Adrián palideció un instante al estrechar la mano del magnate, visiblemente intimidado.
—Un honor, señor Blackwood. Adrián Márquez. Esta es mi prometida, Camila Laurent.
Prometida. La palabra quemó los labios de Valeria como ácido. Camila sonrió, una sonrisa falsa y dulce, y extendió una mano que Valeria no estrechó, sino que rozó apenas antes de retirarla.
—Encantada —dijo Valeria, con voz serena y un tono que no revelaba absolutamente nada.— Escuché que celebran su compromiso oficial. Felicidades. Han construido todo esto con gran… rapidez.
Hubo una pausa tensa. Adrián parpadeó, inquieto por la insistencia de su mirada.
—La vida da muchas vueltas —balbuceó él, desviando la vista por primera vez.— A veces el destino nos lleva por caminos inesperados.
—Cierto —respondió Valeria con una media sonrisa que heló la sangre de quien la mirara.— Aunque conviene asegurarse de que el destino no sea en realidad una trampa que uno mismo ha puesto.
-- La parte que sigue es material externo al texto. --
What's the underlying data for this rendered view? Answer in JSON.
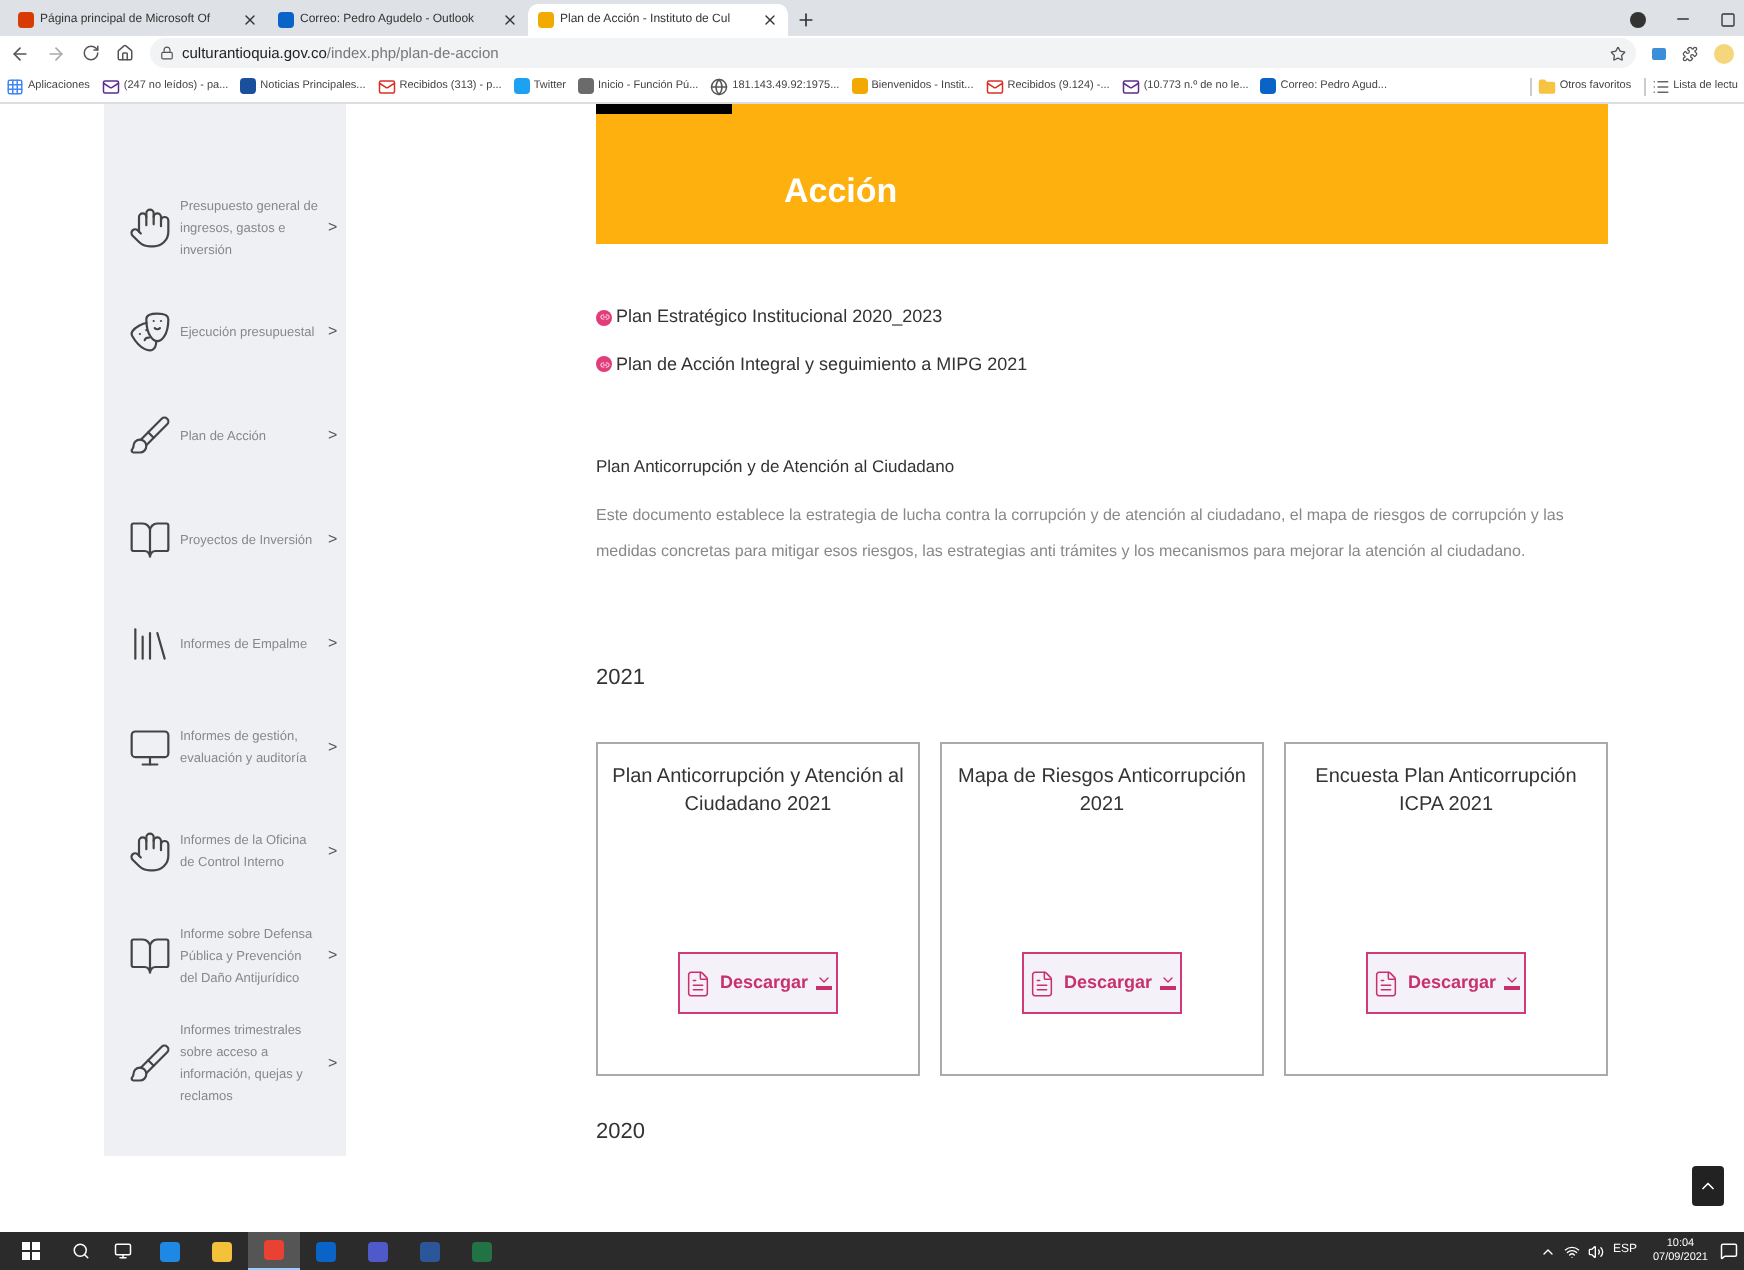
{
  "browser": {
    "tabs": [
      {
        "title": "Página principal de Microsoft Of",
        "selected": false
      },
      {
        "title": "Correo: Pedro Agudelo - Outlook",
        "selected": false
      },
      {
        "title": "Plan de Acción - Instituto de Cul",
        "selected": true
      }
    ],
    "address": {
      "host": "culturantioquia.gov.co",
      "path": "/index.php/plan-de-accion"
    },
    "bookmarks": [
      "Aplicaciones",
      "(247 no leídos) - pa...",
      "Noticias Principales...",
      "Recibidos (313) - p...",
      "Twitter",
      "Inicio - Función Pú...",
      "181.143.49.92:1975...",
      "Bienvenidos - Instit...",
      "Recibidos (9.124) -...",
      "(10.773 n.º de no le...",
      "Correo: Pedro Agud..."
    ],
    "bookmarks_right": [
      "Otros favoritos",
      "Lista de lectu"
    ]
  },
  "sidebar": {
    "items": [
      {
        "label": "Presupuesto general de ingresos, gastos e inversión",
        "arrow": ">"
      },
      {
        "label": "Ejecución presupuestal",
        "arrow": ">"
      },
      {
        "label": "Plan de Acción",
        "arrow": ">"
      },
      {
        "label": "Proyectos de Inversión",
        "arrow": ">"
      },
      {
        "label": "Informes de Empalme",
        "arrow": ">"
      },
      {
        "label": "Informes de gestión, evaluación y auditoría",
        "arrow": ">"
      },
      {
        "label": "Informes de la Oficina de Control Interno",
        "arrow": ">"
      },
      {
        "label": "Informe sobre Defensa Pública y Prevención del Daño Antijurídico",
        "arrow": ">"
      },
      {
        "label": "Informes trimestrales sobre acceso a información, quejas y reclamos",
        "arrow": ">"
      }
    ]
  },
  "banner": {
    "title": "Acción"
  },
  "links": [
    "Plan Estratégico Institucional 2020_2023",
    "Plan de Acción Integral y seguimiento a MIPG 2021"
  ],
  "section": {
    "heading": "Plan Anticorrupción y de Atención al Ciudadano",
    "text": "Este documento establece la estrategia de lucha contra la corrupción y de atención al ciudadano, el mapa de riesgos de corrupción y las medidas concretas para mitigar esos riesgos, las estrategias anti trámites y los mecanismos para mejorar la atención al ciudadano."
  },
  "year_2021": "2021",
  "cards": [
    {
      "title": "Plan Anticorrupción y Atención al Ciudadano 2021",
      "button": "Descargar"
    },
    {
      "title": "Mapa de Riesgos Anticorrupción 2021",
      "button": "Descargar"
    },
    {
      "title": "Encuesta Plan Anticorrupción ICPA 2021",
      "button": "Descargar"
    }
  ],
  "year_2020": "2020",
  "taskbar": {
    "apps": [
      {
        "kind": "edge",
        "active": false
      },
      {
        "kind": "files",
        "active": false
      },
      {
        "kind": "chrome",
        "active": true
      },
      {
        "kind": "outlook",
        "active": false
      },
      {
        "kind": "teams",
        "active": false
      },
      {
        "kind": "word",
        "active": false
      },
      {
        "kind": "excel",
        "active": false
      }
    ],
    "language": "ESP",
    "time": "10:04",
    "date": "07/09/2021"
  }
}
A veces se devuelve, ¿sabe? Todo lo que se toma a la fuerza.
Damián apretó suavemente su cintura, una advertencia sutil pero clara.
—Mi acompañante tiene una visión muy particular de las cosas —intervino él con elegancia, cubriéndola perfectamente.— Por eso la admiro. Ve más allá de lo que parece. Y ahora, si nos disculpan… hay otras personas que esperan.
Se alejaron dejándolos atrás. Valeria notó cómo la mira de Adrián les seguía en la espalda hasta que se perdieron entre la multitud. Al llegar a un balcón apartado, con la ciudad iluminada a sus pies, Damián la apoyó contra la barandilla y la miró con intensidad mezcla de asombro y temor.
—Casi se delata ahí dentro —le dijo, suavizando el tono—. Fue valiente. Y peligroso. Él sintió algo, Valeria. No la reconoció, pero supo que usted era una amenaza.
—Que lo sepa —respondió ella mirando hacia el salón, donde Adrián seguía observándola, inquieto.—Que sospeche. Que tema. Es lo único que merecen.
Damián levantó una mano y, con el dorso del dedo, le rozó suavemente la mejilla, con una ternura que contrastaba brutalmente con todo lo que les rodeaba.
—Tenga cuidado. Si descubre quién es before de que esté lista… no dude que intentarán hacerle daño.
—Lo sé —susurró ella, sintiendo el calor de su mano en su piel.— Pero mientras esté con usted… sé que estoy a salvo.
En ese instante, entre la oscuridad del balcón y la luz de la fiesta detrás de ellos, el mundo se redujo a sus respiraciones entremezcladas, a la cercanía de sus cuerpos, a esa tensión creciente que amenazaba con romperse en cualquier momento. Damián inclinó lentamente la cabeza hacia ella… y Valeria contuvo el aliento, esperando, queriendo, temiendo…
…hasta que un sonido de cristal rompiéndose en el salón los separó de golpe. El momento se esfumó, pero no la promesa que había quedado flotando entre ellos: algo había cambiado entre ambos. Y ya no habría vuelta atrás.